Tahmin ettiğim gibi. Bu çocuğu hiç bir türlü ikna edemezdik ama bu sefer ki cevabı farklı vermişti. Bağırmamıştı. Kafası aşağı doğru eğikti. Yüzündeki ifade sarsıldığını gösteriyordu. Sanırım ona biraz sert davranmıştım. Zaten amacım da buydu gerçi. Shigaraki de burdan bir şey çıkmayacağını anlamış olucak ki herkesin odadan çıkmasını söyledi. Yani benim dışımda herkesi. Benide velete bakmam için görevlendirmişti. Herkes çıkmıştı. Sadece sandalyeye bağlı bir velet ve ben vardım. Yanımda getirdiğim kitabı elime aldım ve okumaya başladım. Daha birinci sayfayı bitiremeden çocuk konuşmuştu.

"Nerden biliyorsun?"

Sanırım çocukluk arkadaşına öyle bir şey dediğini nerden bildiğimi soruyordu. Kitabı okumaya devam ederek cevap verdim.

"Zihnini okuyarak senin düşüncelerine ve geçmişine baktım. Çok zor olmadı."

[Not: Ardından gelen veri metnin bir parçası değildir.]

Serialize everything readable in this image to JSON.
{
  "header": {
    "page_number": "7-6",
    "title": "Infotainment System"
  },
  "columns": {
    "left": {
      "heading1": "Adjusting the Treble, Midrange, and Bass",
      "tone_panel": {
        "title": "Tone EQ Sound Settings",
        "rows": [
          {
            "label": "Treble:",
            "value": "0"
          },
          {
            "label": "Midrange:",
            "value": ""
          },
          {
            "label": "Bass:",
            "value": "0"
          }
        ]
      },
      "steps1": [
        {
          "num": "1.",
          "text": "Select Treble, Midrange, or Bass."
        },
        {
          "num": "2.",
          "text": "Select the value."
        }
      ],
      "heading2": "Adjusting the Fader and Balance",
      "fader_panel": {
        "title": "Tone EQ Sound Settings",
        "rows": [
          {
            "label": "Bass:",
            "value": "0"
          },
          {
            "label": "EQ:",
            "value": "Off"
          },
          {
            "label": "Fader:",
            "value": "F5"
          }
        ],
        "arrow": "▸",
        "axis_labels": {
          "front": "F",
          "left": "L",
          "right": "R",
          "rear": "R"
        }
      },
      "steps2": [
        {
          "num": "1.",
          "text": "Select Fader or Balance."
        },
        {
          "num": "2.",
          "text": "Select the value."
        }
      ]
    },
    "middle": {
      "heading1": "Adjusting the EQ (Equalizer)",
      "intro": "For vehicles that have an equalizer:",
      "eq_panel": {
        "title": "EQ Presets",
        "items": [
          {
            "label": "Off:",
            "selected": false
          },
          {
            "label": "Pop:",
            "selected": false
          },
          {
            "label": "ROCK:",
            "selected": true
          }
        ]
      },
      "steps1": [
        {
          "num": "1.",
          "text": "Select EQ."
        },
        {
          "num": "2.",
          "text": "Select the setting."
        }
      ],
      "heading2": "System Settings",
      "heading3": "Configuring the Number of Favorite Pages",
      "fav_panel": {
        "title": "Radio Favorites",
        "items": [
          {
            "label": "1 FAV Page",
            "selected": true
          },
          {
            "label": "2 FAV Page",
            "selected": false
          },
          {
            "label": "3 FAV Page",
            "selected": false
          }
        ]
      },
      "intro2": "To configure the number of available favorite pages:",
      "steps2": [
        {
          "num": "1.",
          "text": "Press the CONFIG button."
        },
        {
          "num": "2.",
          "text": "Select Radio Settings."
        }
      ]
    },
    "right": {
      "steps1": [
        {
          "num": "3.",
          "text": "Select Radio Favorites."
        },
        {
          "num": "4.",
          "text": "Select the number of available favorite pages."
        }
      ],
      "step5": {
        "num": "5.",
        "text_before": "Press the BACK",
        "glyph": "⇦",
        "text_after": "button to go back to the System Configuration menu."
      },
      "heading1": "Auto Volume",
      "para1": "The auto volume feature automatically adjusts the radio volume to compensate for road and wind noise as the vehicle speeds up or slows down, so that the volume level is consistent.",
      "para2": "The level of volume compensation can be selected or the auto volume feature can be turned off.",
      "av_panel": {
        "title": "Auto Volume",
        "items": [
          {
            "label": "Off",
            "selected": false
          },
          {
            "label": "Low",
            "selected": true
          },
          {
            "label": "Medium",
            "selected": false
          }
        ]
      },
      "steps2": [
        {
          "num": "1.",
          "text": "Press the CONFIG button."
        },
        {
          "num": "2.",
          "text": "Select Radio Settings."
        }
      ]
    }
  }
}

Ondan bir cevap alamamıştım. Kafamı kitaptan kaldırmadan ona göz ucuyla bakmıştım. Yine kafası eğikti. Nedense yaptıklarını hatırlayıp tekrardan pişman olmuş gibiydi. Aslında kendim onu analiz edicek olursam eskisine göre baya değişmişti. Yani eski zorba gibi değildi ama ne yazık ki bu yaptıklarını değiştirmezdi. Gerçi arkadaşı onu affetmişe benziyor. Bu kadar kafa yorucak bir şey kalmamış ortada. Bende neden bu kadar saçma sapan bir şey için düşünüyorum ki? Ne ara veletler beni ilgilendirmeye başladı? Bir iç çektim ve konuşmaya başladım.

"Bak velet, şu an yaptıklarına pişman olman hiç bir şeyi değiştirmeyecek ama o çocukluk arkadaşın seni affettiğine göre zaten ortada düşünülecek bir şey kalmamış. Eğer özür dilemeyeceksen daha fazla düşünüp pişman olma ama oraya tekrardan geri dönebilecek misin bilmiyorum bile. Bana sorarsan seni kurtarmaya gelicekler. Ben olmasam seni kurtarabilirler ama ben baya güçlüyüm bildiğin kadarıyla. Yani her şey bana bağlı ve evet egoist biriyim ama en azından senin gibi boş bir ego değil." 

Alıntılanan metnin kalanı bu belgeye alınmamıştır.